- Metaphors
- Issues
- Interfaces
- Implementations
- Collections
- Extending Collections
- Conclusion
Implementations
Choosing implementation classes for collections is primarily a matter of performance. As with all performance issues, it is best to pick a simple implementation to begin with and then tune based on experience.
Figure 9.1 Collection interfaces and classes
In this section, each interface introduces alternative implementations. Because performance considerations dominate the choice of implementation class, each set of alternatives is accompanied by performance measurements for important operations. Appendix, “Performance Measurement,” provides the source code for the tool I used to gather this data.
By far the majority of collections are implemented by ArrayList, with HashSet a distant second (~3400 references to ArrayList in Eclipse+JDK versus ~800 references to HashSet). The quick-and-dirty solution is to choose whichever of these classes suits your needs. However, for those times when experience shows that performance matters, the remainder of this section presents the details of the alternative implementations.
A final factor in choosing a collection implementation class is the size of the collections involved. The data presented below shows the performance of collections sized one to one hundred thousand. If your collections only contain one or two elements, your choice of implementation class may be different than if you expect them to scale to millions of elements. In any case, the gains available from switching implementation classes are often limited, and you’ll need to look for larger-scale algorithmic changes if you want to further improve performance.
Collection
The default class to use when implementing a Collection is ArrayList. The potential performance problem with ArrayList is that contains(Object) and other operations that rely on it like remove(Object) take time proportional to the size of the collection. If a performance profile shows one of these methods to be a bottleneck, consider replacing your ArrayList with a HashSet. Before doing so, make sure that your algorithm is insensitive to discarding duplicate elements. When you have data that is already guaranteed to contain no duplicates, the switch won’t make a difference. Figure 9.2 compares the performance of ArrayList and HashSet. (See Appendix A for the details of how I collected this information.)
Figure 9.2 Comparing ArrayList and HashSet as implementations of Collection
List
To the Collection protocol, List adds the idea that the elements are in a stable order. The two implementations of List in common use are ArrayList and LinkedList.
The performance profiles of these two implementations are mirror images. ArrayList is fast at accessing elements and slow at adding and removing elements, while LinkedList is slow at accessing elements and fast at adding and removing elements (see Figure 9.3). If you see a profile dominated by calls to add() or remove(), consider switching an ArrayList to a LinkedList.

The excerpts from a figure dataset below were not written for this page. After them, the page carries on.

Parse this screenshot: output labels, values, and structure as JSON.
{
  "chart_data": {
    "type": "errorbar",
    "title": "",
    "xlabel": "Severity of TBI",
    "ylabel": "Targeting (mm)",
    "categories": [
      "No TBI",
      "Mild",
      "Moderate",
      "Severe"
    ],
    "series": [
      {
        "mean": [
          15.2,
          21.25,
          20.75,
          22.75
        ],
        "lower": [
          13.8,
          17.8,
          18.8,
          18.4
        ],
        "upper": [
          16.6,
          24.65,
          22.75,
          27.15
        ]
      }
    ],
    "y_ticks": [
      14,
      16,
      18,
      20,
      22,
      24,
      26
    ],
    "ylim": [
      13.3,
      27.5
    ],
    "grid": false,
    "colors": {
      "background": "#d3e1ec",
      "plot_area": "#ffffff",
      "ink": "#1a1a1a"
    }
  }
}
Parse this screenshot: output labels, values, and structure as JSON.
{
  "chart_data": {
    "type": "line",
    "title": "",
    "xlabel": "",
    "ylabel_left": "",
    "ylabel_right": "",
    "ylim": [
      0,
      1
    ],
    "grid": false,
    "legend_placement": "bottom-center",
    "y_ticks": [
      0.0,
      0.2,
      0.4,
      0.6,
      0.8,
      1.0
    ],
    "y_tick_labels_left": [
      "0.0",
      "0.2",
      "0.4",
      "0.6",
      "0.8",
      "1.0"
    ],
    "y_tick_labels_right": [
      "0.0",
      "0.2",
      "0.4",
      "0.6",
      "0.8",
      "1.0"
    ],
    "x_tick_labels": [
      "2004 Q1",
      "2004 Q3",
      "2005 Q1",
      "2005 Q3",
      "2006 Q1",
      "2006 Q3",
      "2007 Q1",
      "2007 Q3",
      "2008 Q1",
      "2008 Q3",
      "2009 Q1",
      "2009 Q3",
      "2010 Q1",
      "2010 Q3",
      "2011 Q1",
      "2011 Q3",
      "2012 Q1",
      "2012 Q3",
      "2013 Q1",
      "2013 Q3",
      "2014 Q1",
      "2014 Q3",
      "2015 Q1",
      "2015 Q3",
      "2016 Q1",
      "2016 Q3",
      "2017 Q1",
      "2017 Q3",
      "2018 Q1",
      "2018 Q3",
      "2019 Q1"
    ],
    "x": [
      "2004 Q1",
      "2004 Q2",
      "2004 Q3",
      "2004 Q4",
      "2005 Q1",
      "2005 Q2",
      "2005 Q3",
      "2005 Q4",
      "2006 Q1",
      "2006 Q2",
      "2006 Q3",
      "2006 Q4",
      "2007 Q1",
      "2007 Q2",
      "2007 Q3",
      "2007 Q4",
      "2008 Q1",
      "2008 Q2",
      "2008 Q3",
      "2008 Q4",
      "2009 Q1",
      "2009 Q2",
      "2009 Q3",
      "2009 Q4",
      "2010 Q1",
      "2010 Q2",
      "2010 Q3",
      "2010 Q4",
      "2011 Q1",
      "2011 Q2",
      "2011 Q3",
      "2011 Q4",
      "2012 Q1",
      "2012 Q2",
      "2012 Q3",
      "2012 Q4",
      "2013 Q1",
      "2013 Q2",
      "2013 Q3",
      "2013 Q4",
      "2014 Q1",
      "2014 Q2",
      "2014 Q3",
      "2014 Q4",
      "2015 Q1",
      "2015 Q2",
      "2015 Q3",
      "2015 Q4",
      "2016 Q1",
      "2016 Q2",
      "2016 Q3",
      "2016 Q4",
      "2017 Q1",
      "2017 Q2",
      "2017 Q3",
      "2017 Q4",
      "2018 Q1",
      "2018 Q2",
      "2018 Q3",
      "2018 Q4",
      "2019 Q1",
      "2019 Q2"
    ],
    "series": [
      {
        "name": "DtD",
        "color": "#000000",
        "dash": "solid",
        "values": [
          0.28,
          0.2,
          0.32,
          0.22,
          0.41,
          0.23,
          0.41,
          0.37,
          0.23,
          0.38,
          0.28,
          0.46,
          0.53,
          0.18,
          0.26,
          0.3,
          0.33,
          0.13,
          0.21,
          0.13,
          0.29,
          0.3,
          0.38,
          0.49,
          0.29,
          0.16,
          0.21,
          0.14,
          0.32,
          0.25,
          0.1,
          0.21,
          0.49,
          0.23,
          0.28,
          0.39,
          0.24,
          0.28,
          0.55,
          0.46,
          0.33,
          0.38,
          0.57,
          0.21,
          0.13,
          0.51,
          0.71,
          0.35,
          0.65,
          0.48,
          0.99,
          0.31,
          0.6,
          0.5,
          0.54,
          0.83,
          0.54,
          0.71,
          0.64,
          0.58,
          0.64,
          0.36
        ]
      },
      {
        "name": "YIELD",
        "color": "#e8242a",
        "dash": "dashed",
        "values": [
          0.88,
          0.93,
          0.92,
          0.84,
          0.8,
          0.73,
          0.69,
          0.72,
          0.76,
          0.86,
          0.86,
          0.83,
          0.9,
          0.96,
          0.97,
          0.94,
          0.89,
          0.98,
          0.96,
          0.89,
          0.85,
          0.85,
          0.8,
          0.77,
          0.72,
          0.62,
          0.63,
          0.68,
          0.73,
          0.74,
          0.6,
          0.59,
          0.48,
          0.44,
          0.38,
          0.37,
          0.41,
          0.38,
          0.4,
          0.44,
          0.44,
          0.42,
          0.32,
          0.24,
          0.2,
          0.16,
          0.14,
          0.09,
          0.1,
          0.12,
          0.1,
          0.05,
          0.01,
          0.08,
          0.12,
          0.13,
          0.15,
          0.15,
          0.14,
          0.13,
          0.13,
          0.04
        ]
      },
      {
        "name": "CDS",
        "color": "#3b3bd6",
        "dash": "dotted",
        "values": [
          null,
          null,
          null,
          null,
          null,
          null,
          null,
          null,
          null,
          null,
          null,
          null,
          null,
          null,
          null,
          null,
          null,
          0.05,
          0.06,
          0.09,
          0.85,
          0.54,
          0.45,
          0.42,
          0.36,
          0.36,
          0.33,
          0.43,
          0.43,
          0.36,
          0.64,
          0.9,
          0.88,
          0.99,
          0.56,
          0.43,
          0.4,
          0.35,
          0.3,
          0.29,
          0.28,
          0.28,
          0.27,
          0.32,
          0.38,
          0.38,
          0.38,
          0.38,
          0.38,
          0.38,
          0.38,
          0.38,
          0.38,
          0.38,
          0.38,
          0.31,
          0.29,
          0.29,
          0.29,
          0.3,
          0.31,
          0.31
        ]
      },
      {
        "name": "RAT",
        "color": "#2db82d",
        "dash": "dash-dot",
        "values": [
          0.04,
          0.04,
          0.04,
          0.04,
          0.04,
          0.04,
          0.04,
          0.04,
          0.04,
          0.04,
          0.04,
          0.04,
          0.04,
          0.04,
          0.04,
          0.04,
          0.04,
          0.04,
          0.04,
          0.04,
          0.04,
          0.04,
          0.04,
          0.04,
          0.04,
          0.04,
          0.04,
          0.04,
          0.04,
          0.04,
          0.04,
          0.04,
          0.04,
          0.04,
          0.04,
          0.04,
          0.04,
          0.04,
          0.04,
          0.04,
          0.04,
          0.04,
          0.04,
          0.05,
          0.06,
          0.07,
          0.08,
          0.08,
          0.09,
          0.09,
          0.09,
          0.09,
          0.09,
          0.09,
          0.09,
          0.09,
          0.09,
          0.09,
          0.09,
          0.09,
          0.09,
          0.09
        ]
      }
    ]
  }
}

Figure 9.3 Comparing ArrayList and LinkedList
Set
There are three main implementations of Set: HashSet, LinkedHashSet, and TreeSet (which actually implements SortedSet). HashSet is the fastest but its elements are in no guaranteed order. A LinkedHashSet maintains elements in the order in which they were added, but at the cost of an extra 30% time penalty for adding and removing elements (see Figure 9.3). TreeSet keeps its elements sorted according to a Comparator but at the cost of making adding and removing elements or testing for an element take time proportional to log n, where n is the size of the collection.
Choose a LinkedHashSet if you need the order of elements to be stable. External users, for example, may appreciate getting elements in the same order each time.
Figure 9.4 Comparing Set implementations.
Map
The implementations of Map follow a similar pattern to the implementations of Set. HashMap is the fastest and simplest. LinkedHashMap preserves the order of elements, iterating over the elements in the order in which they were inserted. TreeMap (actually an implementation of SortedMap) iterates over entries based on the order of the keys, but at the cost of making insertion and inclusion testing take time proportional to log n. Figure 9.5 summarizes the way performance scales for these Map implementations.
Figure 9.5 Comparing Map implementations.